Owning your own business can be really, really hard.
For every up, there's a down. And every down is your responsibility and no one else's. I made a mistake recently, which could have been really significant, but thankfully in the end was just a huge wake up call.I had to change some of the way I worked as a result. I felt cripplingly guilty, incompetent and wanted to pack the whole thing in. Me, myself and I had to drag myself up, give me a talking to and get on with the work I needed to do.
The people you know may sometimes assume they know how you are doing and how business is going, because it is so visible on social media. But the website, the Facebook page, and Instagram are just marketing. Of course they're just the good news stories. They're the successes, the edited photos, the gloss. So it can be rare that someone actually asks you how it's going (and I'm supremely grateful for those who do) because it looks like it's obvious how it's going. They can't see the emotional rollercoaster you're on, the worry you won't have enough in the bank account for your next payday and the boring drudgery of filing receipts and filling in fridge temperature after freezer temperature after fridge temperature. Oh, and the endless washing up...
Putting a price on your own work is hard. Feeling insecure about your worth and cringey when you work out how much you need to charge, with no one else there to reassure you, is difficult. It takes huge courage to crunch the numbers and hit 'send' on a quote when it's your own handiwork that you're trying to put a £ sign on. Imposter syndrome is constantly knocking on my door.
Making all the decisions on your own sometimes feels lonely. It's all on me. I could be making the wrong call. I don't have ready access to someone else's brains and creative input and talents.
But for all this, it's so worth it.
For that wedding client that didn't show up, there are countless others who did, and booked their cakes with me (me!). And unlike working for a corporation, every sale is a personal. It's a bubble of joy, it's confirmation that someone likes my creativity and that I get the honour of being a part of their celebration. It's proof that this thing I'm building is standing up on its own two feet. It's a sense of achievement that being a tiny cog in a faceless machine would never yield.

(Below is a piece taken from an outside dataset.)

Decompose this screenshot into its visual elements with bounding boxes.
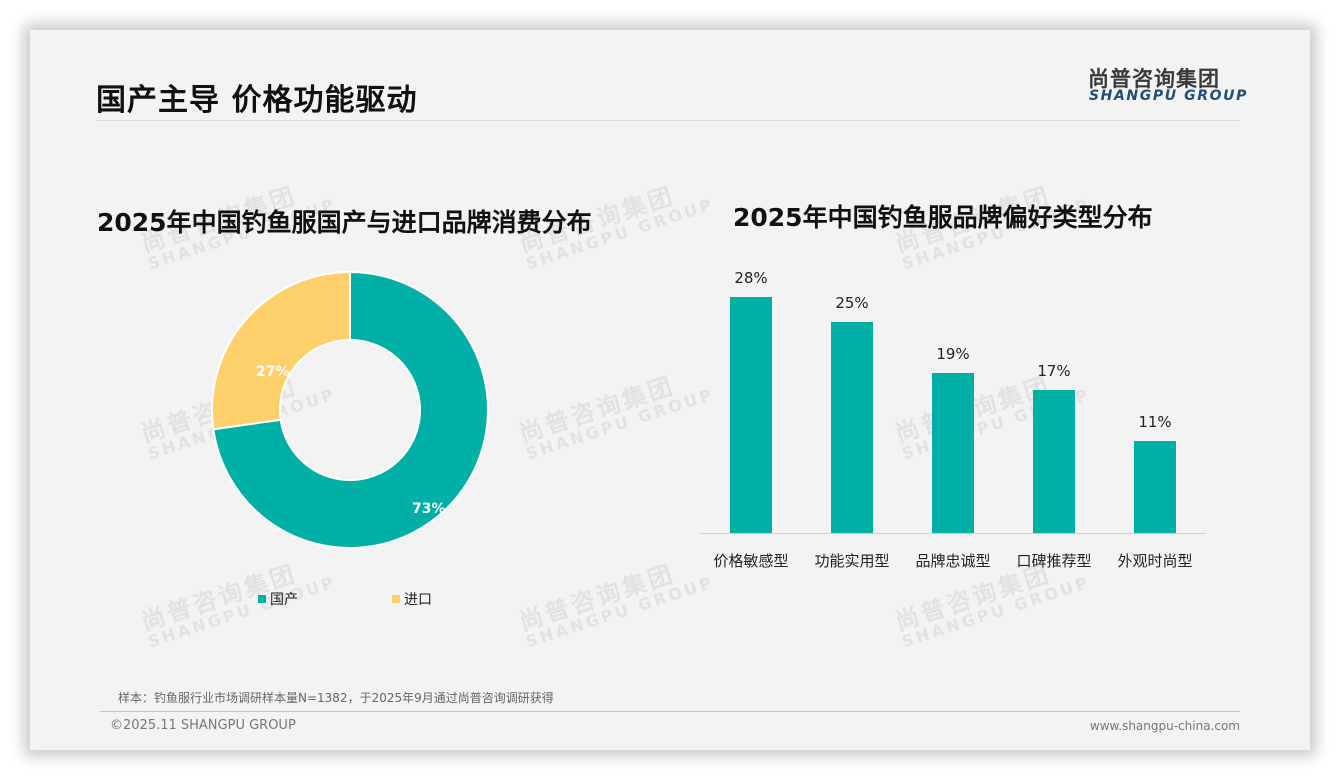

For every mistake I make and work hard to solve, I know I can fully own the sense of growth and change and accomplishment that came out of that experience.
For every person who you feel has forgotten to ask you about such a big part of your life, there are many who cheer you on untiringly, constantly comment on your pictures, remark on how talented they think you are, and unfailingly recommend you to any and everyone they know.
For every quote you feel terrified about sending, there's an acceptance of another that sends you into paroxysms of joy that someone actually wants to buy what you can make at a price that helps you and your family put food on the table and keep your business running.
For every enquiry that leads to nothing, there are others that mean you can be part of someone's life at a significant moment of celebration and making something that's a part of the memories for years to come. You feel like it's worth something.
For every decision you feel is a lonely one, you get to call all the shots. All the time. You can take all the credit, go in whatever direction you want, choose your working hours and, eventually, pick and choose what work you take on.
I don't think I can ever work for anyone else ever again.
It's more than worth it. Even if some days it feels really, really hard.
I'd love to know your own experiences of working for yourself. What do you find hard? What do you enjoy about it? And would you change anything?